Книга Доктор, который одурачил весь мир. Наука, обман и война с вакцинами, страница 26. Автор книги Брайан Дир

Разделитель для чтения книг в онлайн библиотеке

Онлайн книга «Доктор, который одурачил весь мир. Наука, обман и война с вакцинами»

Cтраница 26

Несмотря на его заявления, данные в литературе продолжали противоречить его теории. В феврале 1996 года, за месяц до официального заключения контракта между Уэйкфилдом и Ричардом Барром и за год до того, как Ребенка номер Одиннадцать привезли в Лондон, Йоичи Хага и его коллеги из японского Университета Хиросаки опубликовали шестистраничное исследование в Gut. Прибегнув к чрезвычайно чувствительному методу ПЦР-амплификации, которая, по их мнению, может обнаружить даже один вирион кори, они искали ту же генную последовательность, что Уэйкфилд. Но, в отличие от его успеха (десять случаев из десяти), они ничего не нашли ни у одного из 15 пациентов. «Несмотря на постоянный поиск доказательств вирусной этиологии болезни Крона истинная причина ее возникновения остается неизвестной», – пишут они.

Идея Фаденберга заключалась в том, чтобы проверить Уэйкфилда до того, как согласиться на дальнейшие обследования. Отсюда и поездка на такси с биоптатом кишечника в пробирке в другую лабораторию. Мистер номер Одиннадцать уехал в Лондон не для проверки гипотезы или участия в судебном процессе. В Сан-Франциско были больницы даже лучше, чем в Хэмпстеде.

– Я просто хотел получить ответ, положительный или отрицательный, – рассказывает он мне. – Я не просил большего.

Ребенка номер Одиннадцать поместили в Малкольм Уорд накануне обследования, сразу после того, как он прибыл в Лондон вместе со своими родителями. Как и остальным 12 пациентам, за ночь ему подготовили кишечник, а в понедельник утром отвезли в эндоскопический кабинет. Его мать и отец наблюдали на видеомониторе, как инструмент продвигается вперед: прямая кишка, сигмовидная кишка, нисходящая, поперечная и восходящая ободочная кишка, слепая кишка, илеоцекальный клапан, подвздошная кишка. И вот на блестящей розовой слизистой оболочке родители увидели пятна: выступающие бледные узелки, некрасивые отекшие железы, узловую лимфоидную гиперплазию подвздошной кишки.

Было ли это подтверждением гипотезы кори, о которой Мистер Одиннадцать не знал, но которая была предложена юридическому совету в рамках научной части исследования? Ему сказали, что железы реагируют на инфекцию, а именно на корь. Это станет темой второй, научной статьи, которая будет отправлена в The Lancet и отклонена.

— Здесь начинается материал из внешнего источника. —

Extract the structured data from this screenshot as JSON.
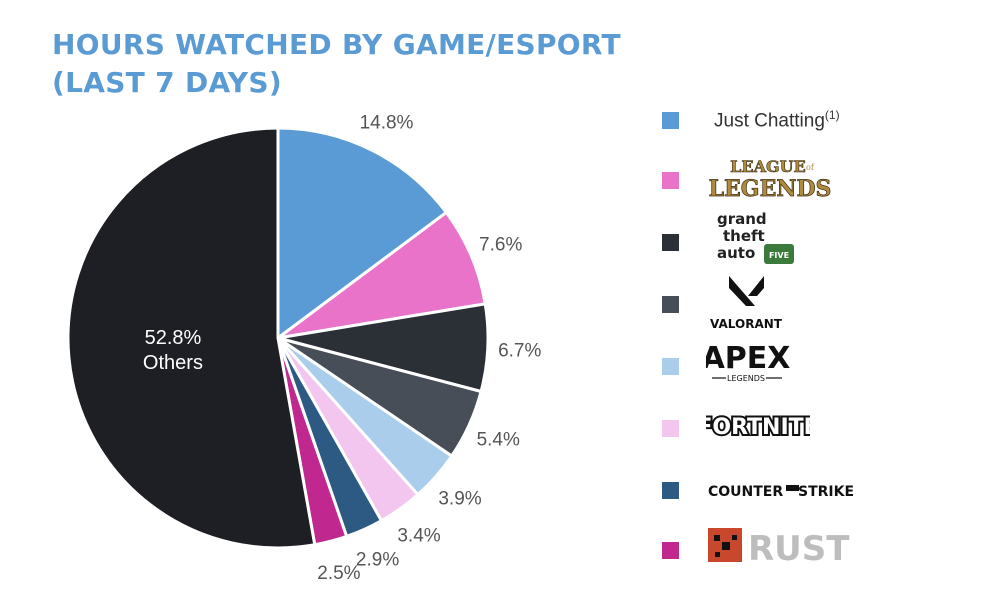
{
  "title": {
    "line1": "HOURS WATCHED BY GAME/ESPORT",
    "line2": "(LAST 7 DAYS)"
  },
  "chart_data": {
    "type": "pie",
    "start_angle_deg": 0,
    "direction": "clockwise",
    "slices": [
      {
        "label": "Just Chatting",
        "value": 14.8,
        "value_label": "14.8%",
        "color": "#5a9bd5"
      },
      {
        "label": "LEAGUE OF LEGENDS",
        "value": 7.6,
        "value_label": "7.6%",
        "color": "#e873c8"
      },
      {
        "label": "grand theft auto",
        "value": 6.7,
        "value_label": "6.7%",
        "color": "#2b2f36"
      },
      {
        "label": "VALORANT",
        "value": 5.4,
        "value_label": "5.4%",
        "color": "#474e58"
      },
      {
        "label": "APEX LEGENDS",
        "value": 3.9,
        "value_label": "3.9%",
        "color": "#a9cdea"
      },
      {
        "label": "FORTNITE",
        "value": 3.4,
        "value_label": "3.4%",
        "color": "#f2c6ee"
      },
      {
        "label": "COUNTER STRIKE",
        "value": 2.9,
        "value_label": "2.9%",
        "color": "#2d5a82"
      },
      {
        "label": "RUST",
        "value": 2.5,
        "value_label": "2.5%",
        "color": "#c0278f"
      },
      {
        "label": "Others",
        "value": 52.8,
        "value_label": "52.8%",
        "color": "#1d1f24"
      }
    ]
  },
  "legend": {
    "just_chatting": "Just Chatting",
    "just_chatting_note": "(1)",
    "lol_line1": "LEAGUE",
    "lol_line2": "LEGENDS",
    "lol_of": "of",
    "gta_line1": "grand",
    "gta_line2": "theft",
    "gta_line3": "auto",
    "gta_five": "FIVE",
    "valorant": "VALORANT",
    "apex": "APEX",
    "apex_sub": "LEGENDS",
    "fortnite": "FORTNITE",
    "cs_left": "COUNTER",
    "cs_right": "STRIKE",
    "rust": "RUST"
  },
  "colors": {
    "title": "#5b9bd3"
  }
}
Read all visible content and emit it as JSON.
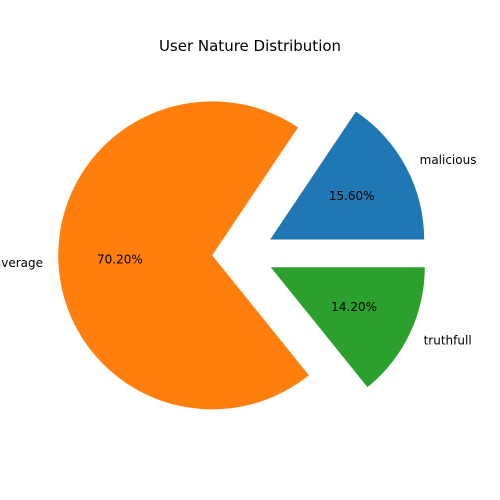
{
  "chart_data": {
    "type": "pie",
    "title": "User Nature Distribution",
    "slices": [
      {
        "label": "malicious",
        "value": 15.6,
        "display": "15.60%",
        "color": "#1f77b4",
        "exploded": true
      },
      {
        "label": "average",
        "value": 70.2,
        "display": "70.20%",
        "color": "#ff7f0e",
        "exploded": true
      },
      {
        "label": "truthfull",
        "value": 14.2,
        "display": "14.20%",
        "color": "#2ca02c",
        "exploded": true
      }
    ],
    "start_angle": 0,
    "direction": "counterclockwise"
  }
}
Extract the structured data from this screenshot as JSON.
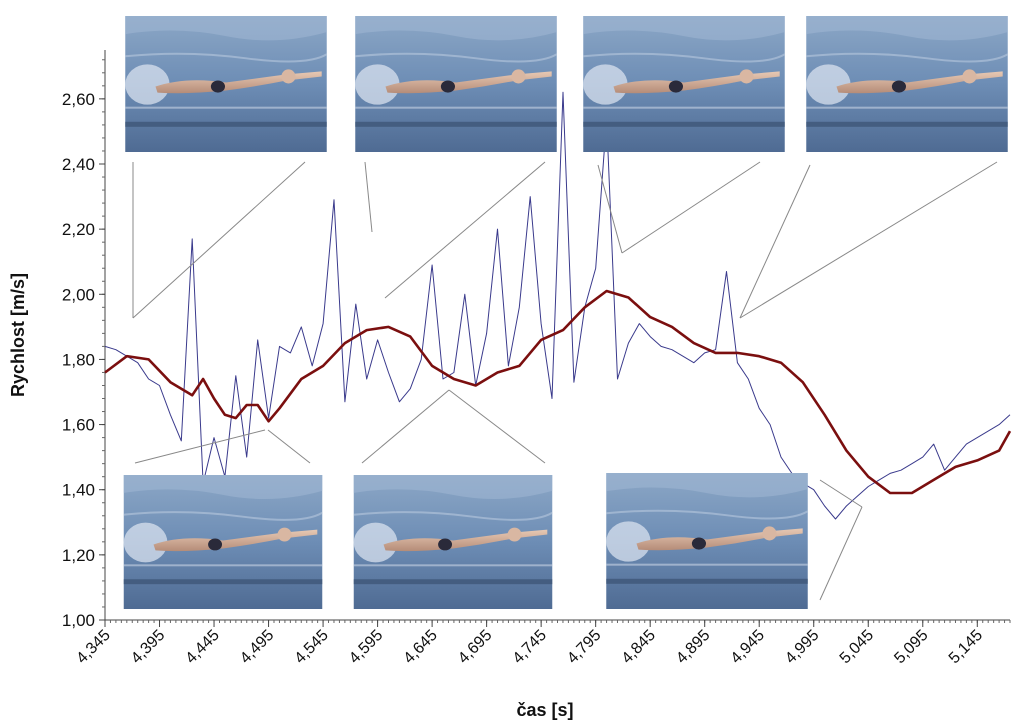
{
  "chart_data": {
    "type": "line",
    "xlabel": "čas [s]",
    "ylabel": "Rychlost [m/s]",
    "xlim": [
      4.345,
      5.175
    ],
    "ylim": [
      1.0,
      2.75
    ],
    "y_ticks": [
      "1,00",
      "1,20",
      "1,40",
      "1,60",
      "1,80",
      "2,00",
      "2,20",
      "2,40",
      "2,60"
    ],
    "y_tick_values": [
      1.0,
      1.2,
      1.4,
      1.6,
      1.8,
      2.0,
      2.2,
      2.4,
      2.6
    ],
    "x_ticks": [
      "4,345",
      "4,395",
      "4,445",
      "4,495",
      "4,545",
      "4,595",
      "4,645",
      "4,695",
      "4,745",
      "4,795",
      "4,845",
      "4,895",
      "4,945",
      "4,995",
      "5,045",
      "5,095",
      "5,145"
    ],
    "x_tick_values": [
      4.345,
      4.395,
      4.445,
      4.495,
      4.545,
      4.595,
      4.645,
      4.695,
      4.745,
      4.795,
      4.845,
      4.895,
      4.945,
      4.995,
      5.045,
      5.095,
      5.145
    ],
    "grid": false,
    "series": [
      {
        "color": "#3a3a8c",
        "x": [
          4.345,
          4.355,
          4.365,
          4.375,
          4.385,
          4.395,
          4.405,
          4.415,
          4.425,
          4.435,
          4.445,
          4.455,
          4.465,
          4.475,
          4.485,
          4.495,
          4.505,
          4.515,
          4.525,
          4.535,
          4.545,
          4.555,
          4.565,
          4.575,
          4.585,
          4.595,
          4.605,
          4.615,
          4.625,
          4.635,
          4.645,
          4.655,
          4.665,
          4.675,
          4.685,
          4.695,
          4.705,
          4.715,
          4.725,
          4.735,
          4.745,
          4.755,
          4.765,
          4.775,
          4.785,
          4.795,
          4.805,
          4.815,
          4.825,
          4.835,
          4.845,
          4.855,
          4.865,
          4.875,
          4.885,
          4.895,
          4.905,
          4.915,
          4.925,
          4.935,
          4.945,
          4.955,
          4.965,
          4.975,
          4.985,
          4.995,
          5.005,
          5.015,
          5.025,
          5.035,
          5.045,
          5.055,
          5.065,
          5.075,
          5.085,
          5.095,
          5.105,
          5.115,
          5.125,
          5.135,
          5.145,
          5.155,
          5.165,
          5.175
        ],
        "y": [
          1.84,
          1.83,
          1.81,
          1.79,
          1.74,
          1.72,
          1.63,
          1.55,
          2.17,
          1.42,
          1.56,
          1.44,
          1.75,
          1.5,
          1.86,
          1.62,
          1.84,
          1.82,
          1.9,
          1.78,
          1.91,
          2.29,
          1.67,
          1.97,
          1.74,
          1.86,
          1.76,
          1.67,
          1.71,
          1.8,
          2.09,
          1.74,
          1.76,
          2.0,
          1.72,
          1.88,
          2.2,
          1.78,
          1.96,
          2.3,
          1.91,
          1.68,
          2.62,
          1.73,
          1.96,
          2.08,
          2.54,
          1.74,
          1.85,
          1.91,
          1.87,
          1.84,
          1.83,
          1.81,
          1.79,
          1.82,
          1.83,
          2.07,
          1.79,
          1.74,
          1.65,
          1.6,
          1.5,
          1.45,
          1.42,
          1.4,
          1.35,
          1.31,
          1.35,
          1.38,
          1.41,
          1.43,
          1.45,
          1.46,
          1.48,
          1.5,
          1.54,
          1.46,
          1.5,
          1.54,
          1.56,
          1.58,
          1.6,
          1.63
        ]
      },
      {
        "color": "#7b0f0f",
        "x": [
          4.345,
          4.365,
          4.385,
          4.405,
          4.425,
          4.435,
          4.445,
          4.455,
          4.465,
          4.475,
          4.485,
          4.495,
          4.505,
          4.525,
          4.545,
          4.565,
          4.585,
          4.605,
          4.625,
          4.645,
          4.665,
          4.685,
          4.705,
          4.725,
          4.745,
          4.765,
          4.785,
          4.805,
          4.815,
          4.825,
          4.845,
          4.865,
          4.885,
          4.905,
          4.925,
          4.945,
          4.965,
          4.985,
          5.005,
          5.025,
          5.045,
          5.065,
          5.085,
          5.105,
          5.125,
          5.145,
          5.165,
          5.175
        ],
        "y": [
          1.76,
          1.81,
          1.8,
          1.73,
          1.69,
          1.74,
          1.68,
          1.63,
          1.62,
          1.66,
          1.66,
          1.61,
          1.65,
          1.74,
          1.78,
          1.85,
          1.89,
          1.9,
          1.87,
          1.78,
          1.74,
          1.72,
          1.76,
          1.78,
          1.86,
          1.89,
          1.96,
          2.01,
          2.0,
          1.99,
          1.93,
          1.9,
          1.85,
          1.82,
          1.82,
          1.81,
          1.79,
          1.73,
          1.63,
          1.52,
          1.44,
          1.39,
          1.39,
          1.43,
          1.47,
          1.49,
          1.52,
          1.58
        ]
      }
    ]
  },
  "photos": [
    {
      "icon": "swimmer-photo"
    },
    {
      "icon": "swimmer-photo"
    },
    {
      "icon": "swimmer-photo"
    },
    {
      "icon": "swimmer-photo"
    },
    {
      "icon": "swimmer-photo"
    },
    {
      "icon": "swimmer-photo"
    },
    {
      "icon": "swimmer-photo"
    }
  ],
  "colors": {
    "raw_line": "#3a3a8c",
    "smooth_line": "#7b0f0f",
    "connector": "#888888",
    "water": "#5f7fa6"
  }
}
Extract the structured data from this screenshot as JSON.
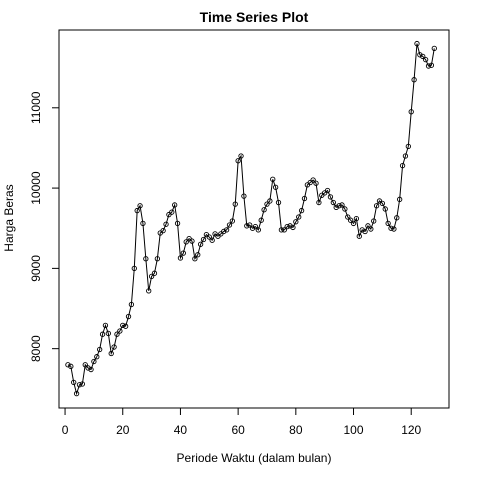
{
  "chart_data": {
    "type": "line",
    "title": "Time Series Plot",
    "xlabel": "Periode Waktu (dalam bulan)",
    "ylabel": "Harga Beras",
    "xlim": [
      -2.1,
      133.1
    ],
    "ylim": [
      7261,
      11969
    ],
    "x_ticks": [
      0,
      20,
      40,
      60,
      80,
      100,
      120
    ],
    "y_ticks": [
      8000,
      9000,
      10000,
      11000
    ],
    "markers": "open-circle",
    "x_start": 1,
    "x_step": 1,
    "values": [
      7800,
      7780,
      7580,
      7440,
      7550,
      7560,
      7800,
      7760,
      7740,
      7840,
      7900,
      7990,
      8180,
      8290,
      8190,
      7940,
      8020,
      8180,
      8220,
      8290,
      8280,
      8400,
      8550,
      9000,
      9720,
      9780,
      9560,
      9120,
      8720,
      8900,
      8940,
      9120,
      9440,
      9470,
      9550,
      9670,
      9700,
      9790,
      9560,
      9130,
      9190,
      9330,
      9370,
      9340,
      9120,
      9170,
      9300,
      9360,
      9420,
      9390,
      9350,
      9430,
      9400,
      9430,
      9460,
      9480,
      9540,
      9590,
      9800,
      10340,
      10400,
      9900,
      9530,
      9540,
      9500,
      9520,
      9480,
      9600,
      9730,
      9800,
      9840,
      10110,
      10010,
      9820,
      9480,
      9480,
      9520,
      9530,
      9510,
      9580,
      9640,
      9720,
      9870,
      10040,
      10070,
      10100,
      10060,
      9820,
      9910,
      9940,
      9970,
      9890,
      9820,
      9760,
      9780,
      9790,
      9740,
      9640,
      9600,
      9560,
      9620,
      9400,
      9480,
      9460,
      9530,
      9490,
      9590,
      9780,
      9840,
      9810,
      9740,
      9560,
      9500,
      9490,
      9630,
      9860,
      10280,
      10400,
      10520,
      10950,
      11350,
      11800,
      11660,
      11640,
      11600,
      11520,
      11530,
      11740
    ]
  }
}
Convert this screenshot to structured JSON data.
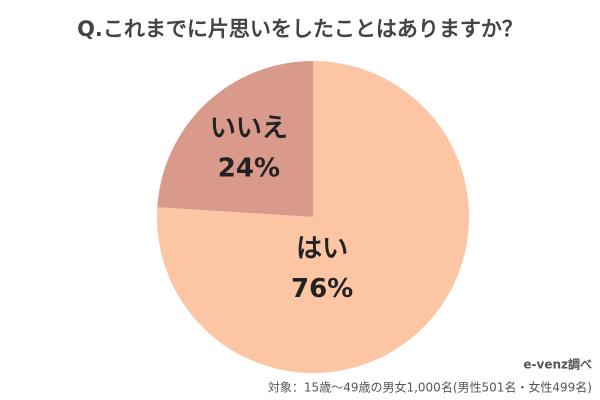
{
  "chart_data": {
    "type": "pie",
    "title": "Q.これまでに片思いをしたことはありますか？",
    "categories": [
      "はい",
      "いいえ"
    ],
    "values": [
      76,
      24
    ],
    "value_labels": [
      "76%",
      "24%"
    ],
    "colors": [
      "#fcc6a4",
      "#d99a8b"
    ],
    "source": "e-venz調べ",
    "note": "対象：15歳〜49歳の男女1,000名(男性501名・女性499名)"
  }
}
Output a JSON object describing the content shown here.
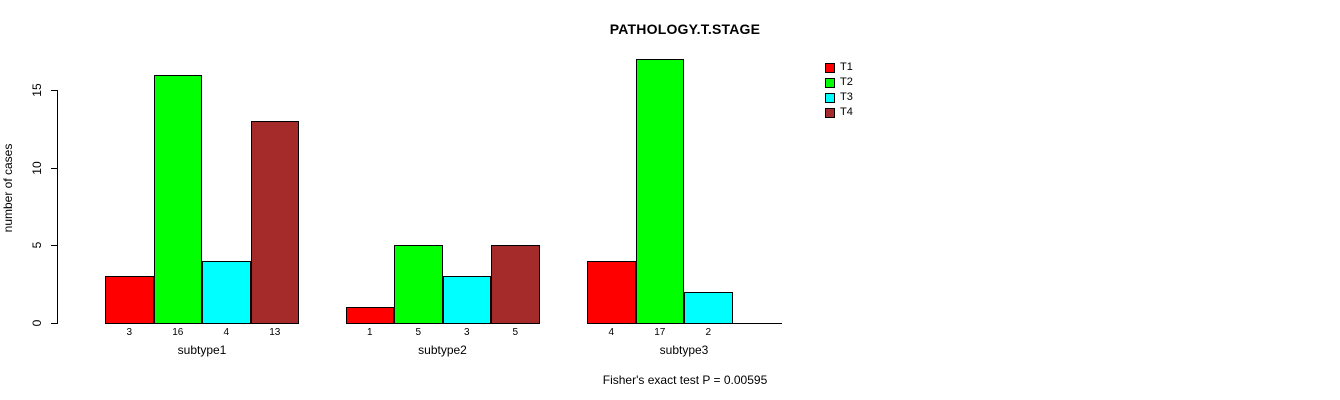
{
  "title": "PATHOLOGY.T.STAGE",
  "y_axis_label": "number of cases",
  "footnote": "Fisher's exact test P = 0.00595",
  "colors": {
    "t1": "#FF0000",
    "t2": "#00FF00",
    "t3": "#00FFFF",
    "t4": "#A52A2A",
    "axis": "#000000",
    "background": "#FFFFFF"
  },
  "legend": {
    "position": "top-right",
    "labels": [
      "T1",
      "T2",
      "T3",
      "T4"
    ]
  },
  "chart_data": {
    "type": "bar",
    "layout": "grouped",
    "title": "PATHOLOGY.T.STAGE",
    "ylabel": "number of cases",
    "xlabel": "",
    "categories": [
      "subtype1",
      "subtype2",
      "subtype3"
    ],
    "series": [
      {
        "name": "T1",
        "color": "#FF0000",
        "values": [
          3,
          1,
          4
        ]
      },
      {
        "name": "T2",
        "color": "#00FF00",
        "values": [
          16,
          5,
          17
        ]
      },
      {
        "name": "T3",
        "color": "#00FFFF",
        "values": [
          4,
          3,
          2
        ]
      },
      {
        "name": "T4",
        "color": "#A52A2A",
        "values": [
          13,
          5,
          0
        ]
      }
    ],
    "bar_value_labels_shown": true,
    "zero_values_drawn_as_baseline_segment": true,
    "yticks": [
      0,
      5,
      10,
      15
    ],
    "ylim": [
      0,
      17
    ],
    "grid": false,
    "legend_position": "top-right",
    "annotation": "Fisher's exact test P = 0.00595"
  }
}
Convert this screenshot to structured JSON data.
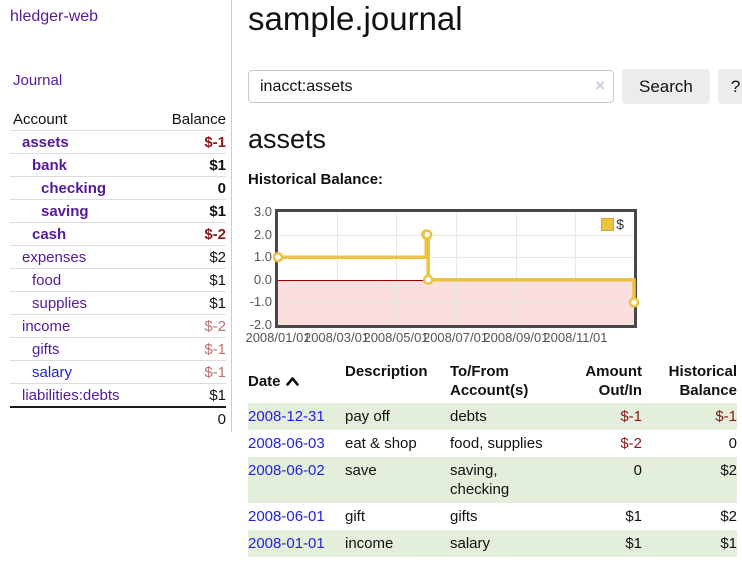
{
  "app": {
    "title": "hledger-web",
    "nav_journal": "Journal"
  },
  "colors": {
    "link_purple": "#551a97",
    "link_blue": "#2222dd",
    "negative_strong": "#8b1717",
    "negative_muted": "#bd7070",
    "row_green": "#e3eedb",
    "series_yellow": "#edc240",
    "zero_line_red": "#a40000",
    "negative_area_pink": "#fbdede"
  },
  "sidebar": {
    "col_account": "Account",
    "col_balance": "Balance",
    "accounts": [
      {
        "label": "assets",
        "level": 1,
        "bold": true,
        "label_color": "purple",
        "balance": "$-1",
        "balance_color": "strongneg"
      },
      {
        "label": "bank",
        "level": 2,
        "bold": true,
        "label_color": "purple",
        "balance": "$1",
        "balance_color": "black"
      },
      {
        "label": "checking",
        "level": 3,
        "bold": true,
        "label_color": "purple",
        "balance": "0",
        "balance_color": "black"
      },
      {
        "label": "saving",
        "level": 3,
        "bold": true,
        "label_color": "purple",
        "balance": "$1",
        "balance_color": "black"
      },
      {
        "label": "cash",
        "level": 2,
        "bold": true,
        "label_color": "purple",
        "balance": "$-2",
        "balance_color": "strongneg"
      },
      {
        "label": "expenses",
        "level": 1,
        "bold": false,
        "label_color": "purple",
        "balance": "$2",
        "balance_color": "black"
      },
      {
        "label": "food",
        "level": 2,
        "bold": false,
        "label_color": "purple",
        "balance": "$1",
        "balance_color": "black"
      },
      {
        "label": "supplies",
        "level": 2,
        "bold": false,
        "label_color": "purple",
        "balance": "$1",
        "balance_color": "black"
      },
      {
        "label": "income",
        "level": 1,
        "bold": false,
        "label_color": "purple",
        "balance": "$-2",
        "balance_color": "mutedneg"
      },
      {
        "label": "gifts",
        "level": 2,
        "bold": false,
        "label_color": "purple",
        "balance": "$-1",
        "balance_color": "mutedneg"
      },
      {
        "label": "salary",
        "level": 2,
        "bold": false,
        "label_color": "blue",
        "balance": "$-1",
        "balance_color": "mutedneg"
      },
      {
        "label": "liabilities:debts",
        "level": 1,
        "bold": false,
        "label_color": "purple",
        "balance": "$1",
        "balance_color": "black"
      }
    ],
    "total": "0"
  },
  "main": {
    "title": "sample.journal",
    "search": {
      "value": "inacct:assets",
      "clear_icon": "×",
      "button_label": "Search",
      "help_label": "?"
    },
    "account_heading": "assets",
    "chart_label": "Historical Balance:"
  },
  "chart_data": {
    "type": "line",
    "title": "Historical Balance:",
    "legend_position": "top-right",
    "grid": true,
    "ylim": [
      -2,
      3
    ],
    "y_ticks": [
      "3.0",
      "2.0",
      "1.0",
      "0.0",
      "-1.0",
      "-2.0"
    ],
    "x_ticks": [
      "2008/01/01",
      "2008/03/01",
      "2008/05/01",
      "2008/07/01",
      "2008/09/01",
      "2008/11/01"
    ],
    "x_range": [
      "2008-01-01",
      "2008-12-31"
    ],
    "series": [
      {
        "name": "$",
        "style": "step",
        "points": [
          [
            "2008-01-01",
            1
          ],
          [
            "2008-06-01",
            2
          ],
          [
            "2008-06-02",
            2
          ],
          [
            "2008-06-03",
            0
          ],
          [
            "2008-12-31",
            -1
          ]
        ]
      }
    ]
  },
  "register": {
    "headers": {
      "date": "Date",
      "sort_icon": "chevron-up",
      "description": "Description",
      "accounts": "To/From\nAccount(s)",
      "amount": "Amount\nOut/In",
      "balance": "Historical\nBalance"
    },
    "rows": [
      {
        "date": "2008-12-31",
        "description": "pay off",
        "accounts": "debts",
        "amount": "$-1",
        "amount_neg": true,
        "balance": "$-1",
        "balance_neg": true,
        "shaded": true
      },
      {
        "date": "2008-06-03",
        "description": "eat & shop",
        "accounts": "food, supplies",
        "amount": "$-2",
        "amount_neg": true,
        "balance": "0",
        "balance_neg": false,
        "shaded": false
      },
      {
        "date": "2008-06-02",
        "description": "save",
        "accounts": "saving, checking",
        "amount": "0",
        "amount_neg": false,
        "balance": "$2",
        "balance_neg": false,
        "shaded": true
      },
      {
        "date": "2008-06-01",
        "description": "gift",
        "accounts": "gifts",
        "amount": "$1",
        "amount_neg": false,
        "balance": "$2",
        "balance_neg": false,
        "shaded": false
      },
      {
        "date": "2008-01-01",
        "description": "income",
        "accounts": "salary",
        "amount": "$1",
        "amount_neg": false,
        "balance": "$1",
        "balance_neg": false,
        "shaded": true
      }
    ]
  }
}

Но даже когда Ребенка номер Одиннадцать привезли обратно в палату, вокруг идеи кори разгорелось еще больше споров, уже не за тысячи километров от Хэмпстеда. Когда отец-американец направился в лабораторию в Челси, к Нику Чедвику, «координатору молекулярных исследований», тот работал над ПЦР-тестами кишечника, крови и спинномозговой жидкости не только 12 детей для статьи в The Lancet, но и других пациентов.

У самого Чедвика – тихого и кроткого молодого ученого – была диагностирована болезнь Крона. Он пришел в Royal Free как ученик Уэйкфилда и в течение года проработал лаборантом, прежде чем поступить в аспирантуру. Сначала он пытался воспроизвести хорошие результаты для J Med Virol. Чедвик был уважаемым, упорным и дотошным исследователем, способным выдержать бесконечные часы повторения одних и тех же анализов и проигнорировать межличностные отношения в лабораторной жизни. Один из плюсов больницы заключался в том, что исследования проводились без отрыва от лечения пациентов. Для таких детей, как Ребенок номер Одиннадцать, это имело значение. В случае с Чедвиком, он сам был пациентом и получал помощь от наставника Уэйкфилда, Роя Паундера.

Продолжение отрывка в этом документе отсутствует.